Noch nie zuvor war sie einem Mann begegnet, der auf den ersten Blick den Wunsch in ihr weckte, herauszufinden, wie sich seine Lippen auf ihren anfühlen mochten. Jetzt aber war es so weit, sie konnte sich der faszinierenden Ausstrahlung dieses Mannes nicht entziehen. Das verwirrte sie und lenkte sie ab, was sie ganz und gar nicht gebrauchen konnte.
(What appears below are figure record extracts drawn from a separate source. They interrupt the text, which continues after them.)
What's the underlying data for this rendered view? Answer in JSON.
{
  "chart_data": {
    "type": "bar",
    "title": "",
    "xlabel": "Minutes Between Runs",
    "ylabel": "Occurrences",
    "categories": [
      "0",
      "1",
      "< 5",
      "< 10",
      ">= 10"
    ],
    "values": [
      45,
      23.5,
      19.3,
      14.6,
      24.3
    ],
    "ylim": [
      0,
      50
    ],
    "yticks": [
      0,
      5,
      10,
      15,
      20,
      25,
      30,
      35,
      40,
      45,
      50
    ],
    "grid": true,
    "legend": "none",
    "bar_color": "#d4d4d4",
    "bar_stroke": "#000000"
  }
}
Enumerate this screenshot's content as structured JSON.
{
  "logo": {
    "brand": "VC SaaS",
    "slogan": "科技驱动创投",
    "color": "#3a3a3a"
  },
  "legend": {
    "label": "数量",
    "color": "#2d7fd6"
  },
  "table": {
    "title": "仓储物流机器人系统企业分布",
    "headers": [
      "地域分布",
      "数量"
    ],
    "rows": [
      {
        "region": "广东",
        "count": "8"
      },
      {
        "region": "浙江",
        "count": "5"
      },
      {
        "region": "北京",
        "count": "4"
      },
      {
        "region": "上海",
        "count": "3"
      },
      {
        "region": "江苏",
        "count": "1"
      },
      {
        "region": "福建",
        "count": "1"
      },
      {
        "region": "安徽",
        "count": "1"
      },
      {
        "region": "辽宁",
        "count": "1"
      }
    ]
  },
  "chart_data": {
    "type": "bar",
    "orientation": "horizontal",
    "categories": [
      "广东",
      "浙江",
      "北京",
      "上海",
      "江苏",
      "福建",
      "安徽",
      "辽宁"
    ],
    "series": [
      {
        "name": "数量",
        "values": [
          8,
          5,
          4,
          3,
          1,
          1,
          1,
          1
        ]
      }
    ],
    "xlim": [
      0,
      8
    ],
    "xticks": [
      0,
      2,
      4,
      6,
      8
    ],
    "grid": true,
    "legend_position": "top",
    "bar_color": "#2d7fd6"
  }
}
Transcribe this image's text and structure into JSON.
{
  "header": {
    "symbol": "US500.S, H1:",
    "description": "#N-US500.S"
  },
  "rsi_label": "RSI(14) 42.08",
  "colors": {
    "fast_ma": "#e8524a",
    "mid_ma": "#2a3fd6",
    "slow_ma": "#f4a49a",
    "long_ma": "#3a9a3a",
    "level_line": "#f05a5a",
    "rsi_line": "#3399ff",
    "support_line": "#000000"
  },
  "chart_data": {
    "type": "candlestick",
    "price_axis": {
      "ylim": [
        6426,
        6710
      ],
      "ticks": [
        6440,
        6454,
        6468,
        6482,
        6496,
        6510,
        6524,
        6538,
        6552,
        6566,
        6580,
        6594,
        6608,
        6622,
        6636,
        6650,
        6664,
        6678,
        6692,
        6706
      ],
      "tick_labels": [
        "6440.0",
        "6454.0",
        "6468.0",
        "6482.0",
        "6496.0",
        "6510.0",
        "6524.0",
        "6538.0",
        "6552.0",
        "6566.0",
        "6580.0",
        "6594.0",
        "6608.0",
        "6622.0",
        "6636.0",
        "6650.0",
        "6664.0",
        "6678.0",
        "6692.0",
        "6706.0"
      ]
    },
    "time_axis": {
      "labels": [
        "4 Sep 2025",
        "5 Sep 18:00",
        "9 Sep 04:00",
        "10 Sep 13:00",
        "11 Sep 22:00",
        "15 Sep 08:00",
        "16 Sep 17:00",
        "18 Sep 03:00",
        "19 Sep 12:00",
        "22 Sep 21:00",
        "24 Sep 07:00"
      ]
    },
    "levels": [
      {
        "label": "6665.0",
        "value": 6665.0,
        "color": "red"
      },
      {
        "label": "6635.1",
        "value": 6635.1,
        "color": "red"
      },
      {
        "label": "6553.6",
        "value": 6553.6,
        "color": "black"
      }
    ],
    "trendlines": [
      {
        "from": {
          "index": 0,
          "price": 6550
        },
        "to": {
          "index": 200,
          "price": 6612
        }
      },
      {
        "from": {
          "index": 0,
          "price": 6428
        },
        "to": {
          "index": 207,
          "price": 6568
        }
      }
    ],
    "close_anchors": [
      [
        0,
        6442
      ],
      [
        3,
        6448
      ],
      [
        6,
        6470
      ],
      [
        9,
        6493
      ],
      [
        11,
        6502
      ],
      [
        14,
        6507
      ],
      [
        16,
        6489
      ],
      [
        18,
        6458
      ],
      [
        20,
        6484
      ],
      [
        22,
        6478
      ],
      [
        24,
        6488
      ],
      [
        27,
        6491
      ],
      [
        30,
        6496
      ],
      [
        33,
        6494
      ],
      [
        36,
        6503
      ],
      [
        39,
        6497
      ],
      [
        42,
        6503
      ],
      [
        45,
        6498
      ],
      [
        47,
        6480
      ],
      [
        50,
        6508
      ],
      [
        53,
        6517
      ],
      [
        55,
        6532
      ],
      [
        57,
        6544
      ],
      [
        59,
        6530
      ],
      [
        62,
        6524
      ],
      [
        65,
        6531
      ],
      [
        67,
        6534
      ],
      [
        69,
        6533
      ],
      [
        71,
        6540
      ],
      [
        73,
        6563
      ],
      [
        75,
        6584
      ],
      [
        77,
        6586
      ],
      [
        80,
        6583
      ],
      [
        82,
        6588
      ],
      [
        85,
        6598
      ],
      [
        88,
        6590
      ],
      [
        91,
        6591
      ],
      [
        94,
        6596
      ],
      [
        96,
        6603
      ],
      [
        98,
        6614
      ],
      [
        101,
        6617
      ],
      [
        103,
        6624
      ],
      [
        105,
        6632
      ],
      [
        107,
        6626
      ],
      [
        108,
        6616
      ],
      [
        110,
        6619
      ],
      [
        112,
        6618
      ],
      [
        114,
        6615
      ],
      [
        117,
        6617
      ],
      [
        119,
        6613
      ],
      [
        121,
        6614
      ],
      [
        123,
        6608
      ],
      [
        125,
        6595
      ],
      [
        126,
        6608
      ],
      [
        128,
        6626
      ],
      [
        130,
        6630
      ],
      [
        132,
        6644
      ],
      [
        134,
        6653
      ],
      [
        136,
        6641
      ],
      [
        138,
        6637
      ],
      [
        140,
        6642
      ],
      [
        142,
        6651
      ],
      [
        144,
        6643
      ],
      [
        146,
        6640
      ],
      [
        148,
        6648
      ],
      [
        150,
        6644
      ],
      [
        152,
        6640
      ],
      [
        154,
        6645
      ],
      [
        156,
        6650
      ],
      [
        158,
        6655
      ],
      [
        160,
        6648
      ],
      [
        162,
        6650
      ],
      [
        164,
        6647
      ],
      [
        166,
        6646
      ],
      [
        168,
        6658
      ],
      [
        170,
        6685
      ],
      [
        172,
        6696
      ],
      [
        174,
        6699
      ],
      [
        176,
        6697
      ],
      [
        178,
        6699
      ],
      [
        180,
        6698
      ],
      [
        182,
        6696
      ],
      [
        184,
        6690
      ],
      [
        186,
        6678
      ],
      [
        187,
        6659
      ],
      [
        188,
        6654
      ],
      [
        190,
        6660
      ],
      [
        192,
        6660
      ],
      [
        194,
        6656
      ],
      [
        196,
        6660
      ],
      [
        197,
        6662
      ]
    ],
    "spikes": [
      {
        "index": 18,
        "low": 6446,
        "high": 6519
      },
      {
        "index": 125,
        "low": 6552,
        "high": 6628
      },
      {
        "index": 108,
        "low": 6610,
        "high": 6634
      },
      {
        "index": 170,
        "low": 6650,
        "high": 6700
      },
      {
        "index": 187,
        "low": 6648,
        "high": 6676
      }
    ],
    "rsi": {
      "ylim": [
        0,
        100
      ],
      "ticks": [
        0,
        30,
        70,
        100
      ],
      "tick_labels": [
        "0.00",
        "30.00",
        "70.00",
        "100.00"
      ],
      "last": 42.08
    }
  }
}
Sie musste einen klaren Kopf bewahren und sich eine gute Erklärung dafür einfallen lassen, warum er sie mit einem anderen Namen anreden sollte.

„Kaum jemand nennt mich Adina“, begann sie.

„Wie denn?“, fragte er erstaunt.

„Beth“, antwortete sie wahrheitsgemäß. „Das ist die Abkürzung von Bethia, meinem zweiten Vornamen. Meine Eltern haben meiner Schwester und mir sehr ähnlich klingende Namen gegeben: Adina und Alina.“ Sie zuckte die Schultern.

„Sie sind Zwillinge, stimmt’s?“

„Ja.“ Mit heftig klopfendem Herzen wartete sie darauf, dass er den Schwindel durchschaute, obwohl er eigentlich gar keinen Grund hatte, Verdacht zu schöpfen. Als er sie jedoch nur erwartungsvoll ansah, fuhr sie erleichtert fort: „Sie können sich sicher vorstellen, dass es immer wieder zu Verwechslungen geführt hat. Deshalb wurde ich schließlich Beth genannt.“

„Soll ich Sie auch so anreden?“

„Ja bitte.“

Er nickte. „Gut, abgemacht.“

„Vielen Dank, Königliche Hoheit.“

„Nennen Sie mich bitte Malik. Das klingt nicht so förmlich und hilft Ihnen, Ihre Befangenheit abzulegen.“

Offenbar spürt er, wie nervös ich bin, dachte sie. Doch welche Frau wäre das in dieser Situation nicht? „Als Tochter eines Botschafters bin ich daran gewöhnt, hochgestellte Persönlichkeiten mit dem Titel anzureden. Es ist schwierig für mich, diese Gewohnheit zu ändern.“

„Das ist verständlich. Sehen Sie es aber einmal so: Manchmal werde ich mit ‚Königliche Hoheit‘ angeredet, manchmal mit ‚Sir‘. Doch im privaten Bereich bin ich einfach nur Malik.“ Als er lächelte, blitzten seine weißen Zähne und bildeten einen interessanten Kontrast zu seiner gebräunten Haut.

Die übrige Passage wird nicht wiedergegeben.